Dan yang terakhir dari teks hari ini:
Lalu kata mereka kepada-Nya: "Apakah yang harus kami perbuat, supaya kami mengerjakan pekerjaan yang dikehendaki Allah?" Jawab Yesus kepada mereka: "Inilah pekerjaan yang dikehendaki Allah, yaitu hendaklah kamu percaya kepada Dia yang telah diutus Allah.

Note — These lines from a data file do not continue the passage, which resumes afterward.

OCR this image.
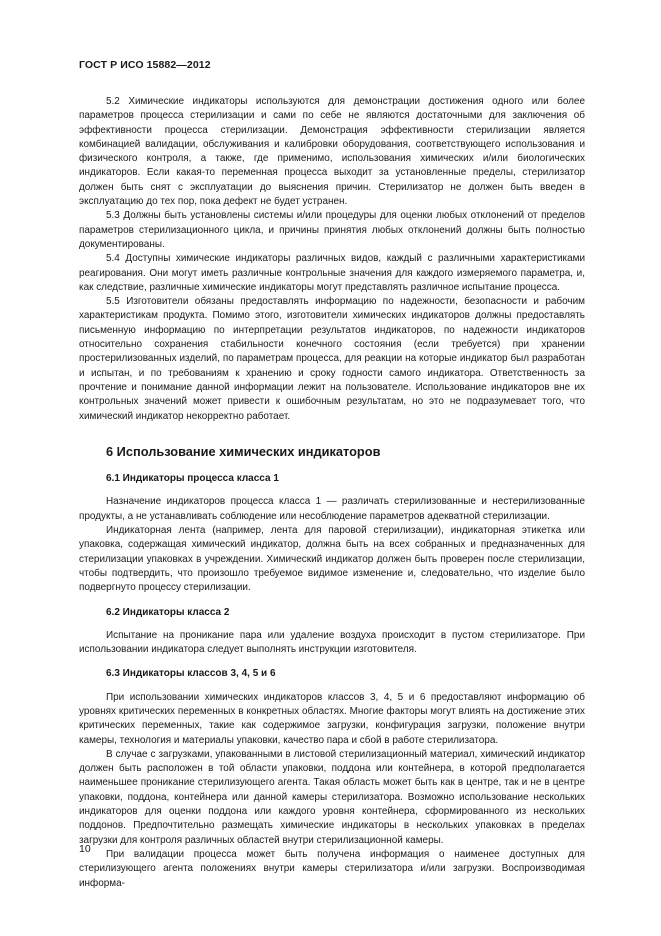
ГОСТ Р ИСО 15882—2012

5.2 Химические индикаторы используются для демонстрации достижения одного или более параметров процесса стерилизации и сами по себе не являются достаточными для заключения об эффективности процесса стерилизации. Демонстрация эффективности стерилизации является комбинацией валидации, обслуживания и калибровки оборудования, соответствующего использования и физического контроля, а также, где применимо, использования химических и/или биологических индикаторов. Если какая-то переменная процесса выходит за установленные пределы, стерилизатор должен быть снят с эксплуатации до выяснения причин. Стерилизатор не должен быть введен в эксплуатацию до тех пор, пока дефект не будет устранен.

5.3 Должны быть установлены системы и/или процедуры для оценки любых отклонений от пределов параметров стерилизационного цикла, и причины принятия любых отклонений должны быть полностью документированы.

5.4 Доступны химические индикаторы различных видов, каждый с различными характеристиками реагирования. Они могут иметь различные контрольные значения для каждого измеряемого параметра, и, как следствие, различные химические индикаторы могут представлять различное испытание процесса.

5.5 Изготовители обязаны предоставлять информацию по надежности, безопасности и рабочим характеристикам продукта. Помимо этого, изготовители химических индикаторов должны предоставлять письменную информацию по интерпретации результатов индикаторов, по надежности индикаторов относительно сохранения стабильности конечного состояния (если требуется) при хранении простерилизованных изделий, по параметрам процесса, для реакции на которые индикатор был разработан и испытан, и по требованиям к хранению и сроку годности самого индикатора. Ответственность за прочтение и понимание данной информации лежит на пользователе. Использование индикаторов вне их контрольных значений может привести к ошибочным результатам, но это не подразумевает того, что химический индикатор некорректно работает.

6 Использование химических индикаторов
6.1 Индикаторы процесса класса 1

Назначение индикаторов процесса класса 1 — различать стерилизованные и нестерилизованные продукты, а не устанавливать соблюдение или несоблюдение параметров адекватной стерилизации.

Индикаторная лента (например, лента для паровой стерилизации), индикаторная этикетка или упаковка, содержащая химический индикатор, должна быть на всех собранных и предназначенных для стерилизации упаковках в учреждении. Химический индикатор должен быть проверен после стерилизации, чтобы подтвердить, что произошло требуемое видимое изменение и, следовательно, что изделие было подвергнуто процессу стерилизации.

6.2 Индикаторы класса 2

Испытание на проникание пара или удаление воздуха происходит в пустом стерилизаторе. При использовании индикатора следует выполнять инструкции изготовителя.

6.3 Индикаторы классов 3, 4, 5 и 6

При использовании химических индикаторов классов 3, 4, 5 и 6 предоставляют информацию об уровнях критических переменных в конкретных областях. Многие факторы могут влиять на достижение этих критических переменных, такие как содержимое загрузки, конфигурация загрузки, положение внутри камеры, технология и материалы упаковки, качество пара и сбой в работе стерилизатора.

В случае с загрузками, упакованными в листовой стерилизационный материал, химический индикатор должен быть расположен в той области упаковки, поддона или контейнера, в которой предполагается наименьшее проникание стерилизующего агента. Такая область может быть как в центре, так и не в центре упаковки, поддона, контейнера или данной камеры стерилизатора. Возможно использование нескольких индикаторов для оценки поддона или каждого уровня контейнера, сформированного из нескольких поддонов. Предпочтительно размещать химические индикаторы в нескольких упаковках в пределах загрузки для контроля различных областей внутри стерилизационной камеры.

При валидации процесса может быть получена информация о наименее доступных для стерилизующего агента положениях внутри камеры стерилизатора и/или загрузки. Воспроизводимая информа-

10
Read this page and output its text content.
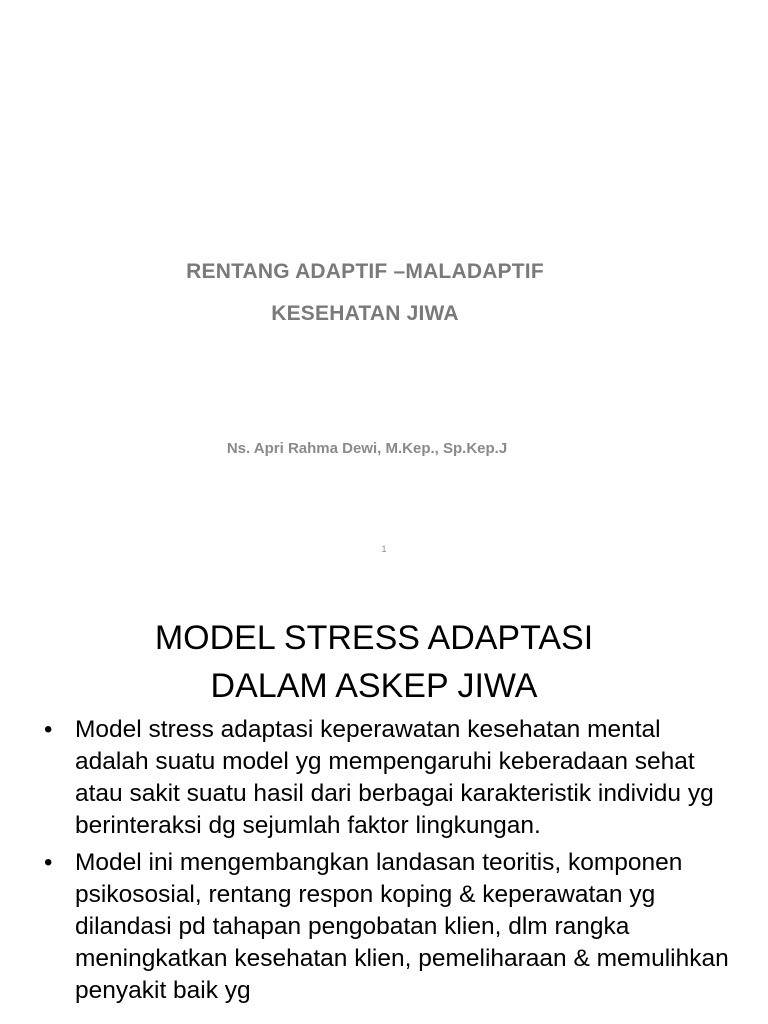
RENTANG ADAPTIF –MALADAPTIF
KESEHATAN JIWA
Ns. Apri Rahma Dewi, M.Kep., Sp.Kep.J
1
MODEL STRESS ADAPTASI
DALAM ASKEP JIWA
• Model stress adaptasi keperawatan kesehatan mental adalah suatu model yg mempengaruhi keberadaan sehat atau sakit suatu hasil dari berbagai karakteristik individu yg berinteraksi dg sejumlah faktor lingkungan.
• Model ini mengembangkan landasan teoritis, komponen psikososial, rentang respon koping & keperawatan yg dilandasi pd tahapan pengobatan klien, dlm rangka meningkatkan kesehatan klien, pemeliharaan & memulihkan penyakit baik yg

Untuk penjelasan yang satu ini, kita kembali ke Bacaan pertama, di situ dikisahkan tentang Stefanus. Stefanus adalah orang yang percaya pada Yesus. Dia penuh dengan karunia dan kuasa, mengadakan mujizat-mujizat dan tanda-tanda di antara orang banyak (Kis 6:8). Nah, jika hidup kita sehat (terkait dengan soal makan tadi) dan hidup kita inspiratif (karena hasil belajar kita) kiranya kita juga dapat mengadakan mukjizat-mukjizat dan tanda-tanda di antara orang banyak di sekitar kita, sama seperti yang telah dilakukan oleh Stefanus. Dan mungkin teman-teman sekomunitas kita, tidak melihat kita sebagai beban, atau sebagai penghambat kerja komunitas, tetapi bisa melihat kita sama seperti melihat Stefanus. Oleh Mahkamah agama, seperti disebutkan dalam bacaan, muka Stefanus seperti muka seorang malaikat. Semoga itu terjadi juga di antara kita!